I first met Bill in 1981. I have a vivid memory of him sitting on the sunny verandah of what was then ‘Claremont Technical College’ (later it was renamed ‘Claremont School of Art’). I was 21 and I couldn’t tell how old he was because he had pitch black hair and a white beard. That confused me and I wondered whether he dyed his hair, and then if he did, why he hadn’t dyed his beard as well. Because it was a dead give away. Now I think that was just the way he was – Bill wasn’t a deceitful sort of person so I suspect dying his hair black was probably not something he would do.
It was the 80s and there was a lot of money around for the arts. We had models everywhere – they were a fundamental part of our training. Especially as sculpture majors. Later I changed to painting but I think Bill stayed with sculpture – with his background in welding and construction he was in his element.
Yes, that white beard and black hair really had me baffled. It added to the enigma of Bill. He didn’t talk much. It wasn’t until years later I realised this was probably because he was a bit deaf from working in the steel industry. He was an anomaly at the school - sure we had mature aged students, but they were mostly rich middle aged women from Claremont and Dalkieth. They probably kept the college funded. But Bill was male and a full-time student like me and my young colleagues. So I often wondered what he was doing there – youth can be so narrow minded!
Now as a mature aged student myself I appreciate what he was doing, and also why he seemed to struggle at first. He worked very hard – much harder than I did because I didn’t really take art college seriously. Writing this I wonder what he thought of that. I assume he thought I was simply young and naive, but he was kind to me. Sometimes I feel a bit embarrassed when I think of the young me trying to engage a man like Bill in conversation – he was so much wiser than I was at the time. I was very lost and messed up and he seemed so together. That myth was busted later when he told me had been an alcoholic and a dogger – a dingo shooter - and that he had suddenly stopped when he saw 2 dingoes mating one evening. He never went dogging again. He wrote a story about it and gave it to me to read. That confused me too because I thought only the young felt angst.

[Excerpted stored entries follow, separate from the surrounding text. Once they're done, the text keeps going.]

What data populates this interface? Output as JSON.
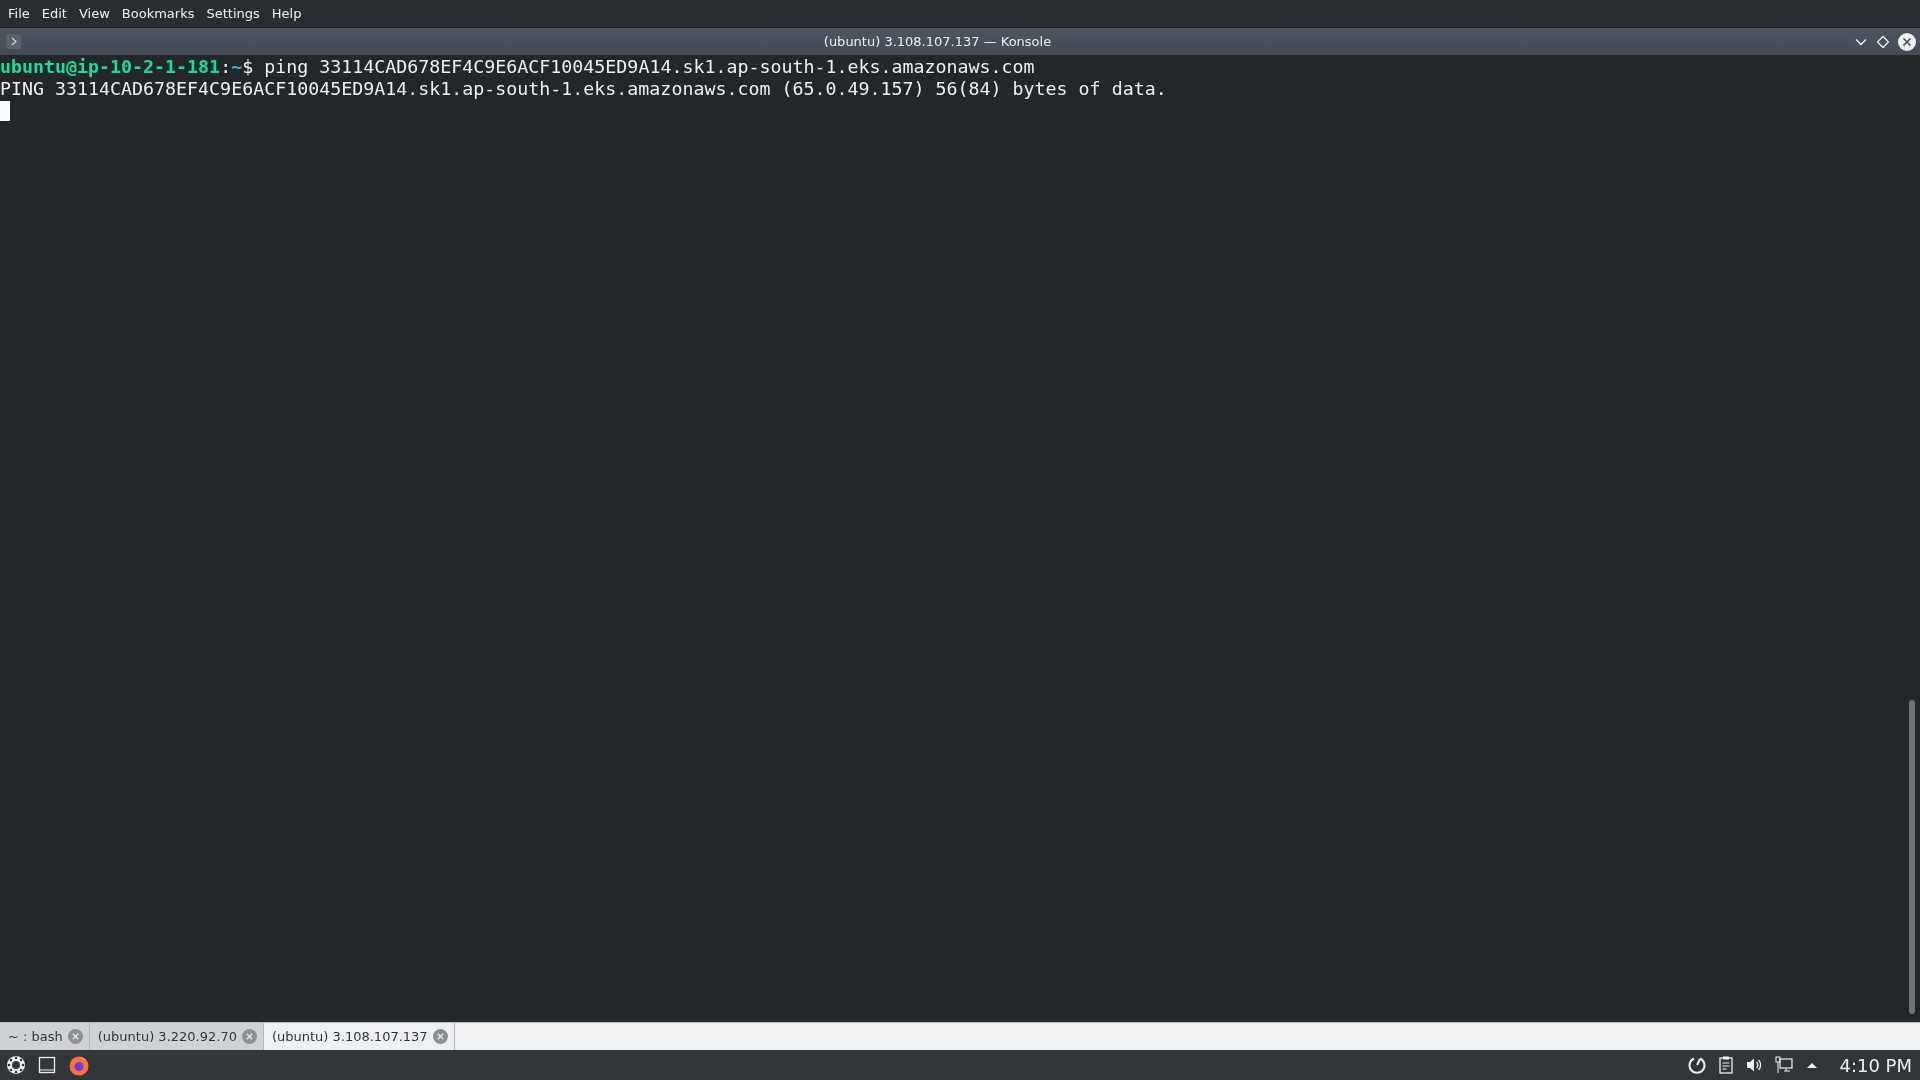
{
  "menu_bar": [
    "File",
    "Edit",
    "View",
    "Bookmarks",
    "Settings",
    "Help"
  ],
  "window": {
    "title": "(ubuntu) 3.108.107.137 — Konsole"
  },
  "terminal": {
    "lines": [
      {
        "kind": "prompt",
        "user_host": "ubuntu@ip-10-2-1-181",
        "separator": ":",
        "path": "~",
        "command": "$ ping 33114CAD678EF4C9E6ACF10045ED9A14.sk1.ap-south-1.eks.amazonaws.com"
      },
      {
        "kind": "output",
        "text": "PING 33114CAD678EF4C9E6ACF10045ED9A14.sk1.ap-south-1.eks.amazonaws.com (65.0.49.157) 56(84) bytes of data."
      }
    ]
  },
  "tabs": [
    {
      "label": "~ : bash",
      "selected": false
    },
    {
      "label": "(ubuntu) 3.220.92.70",
      "selected": false
    },
    {
      "label": "(ubuntu) 3.108.107.137",
      "selected": true
    }
  ],
  "taskbar": {
    "clock": "4:10 PM"
  }
}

And that’s the other thing I remember about Bill – he was an amazing writer – what he couldn’t speak out loud rolled eloquently from his pen when he wrote. I don’t really know why but during one summer break I wrote to him. It was typical of me to become overly attached to people – I was lost and floundering around. He seemed like the voice of reason. He wrote back to me in beautiful copperplate – I wish I had kept it but I have moved around so much that many semi-precious gems like that letter have been lost. I must have been asking for advice because the one thing I do remember is Bill saying he didn’t want to ‘offer me platitudes’. I didn’t even know what that meant so I looked it up. I really wish I had kept that letter – I’d love to read it now.
Sometimes in our drawing classes we would model for each other and I remember doing a portrait of Bill. My style then as now, is to idealise, to stylise – but in all truth – I didn’t see the wrinkles that must have been there on Bill’s face. I have carried that portrait around for more than 30 years and I think, I hope, I still have it somewhere.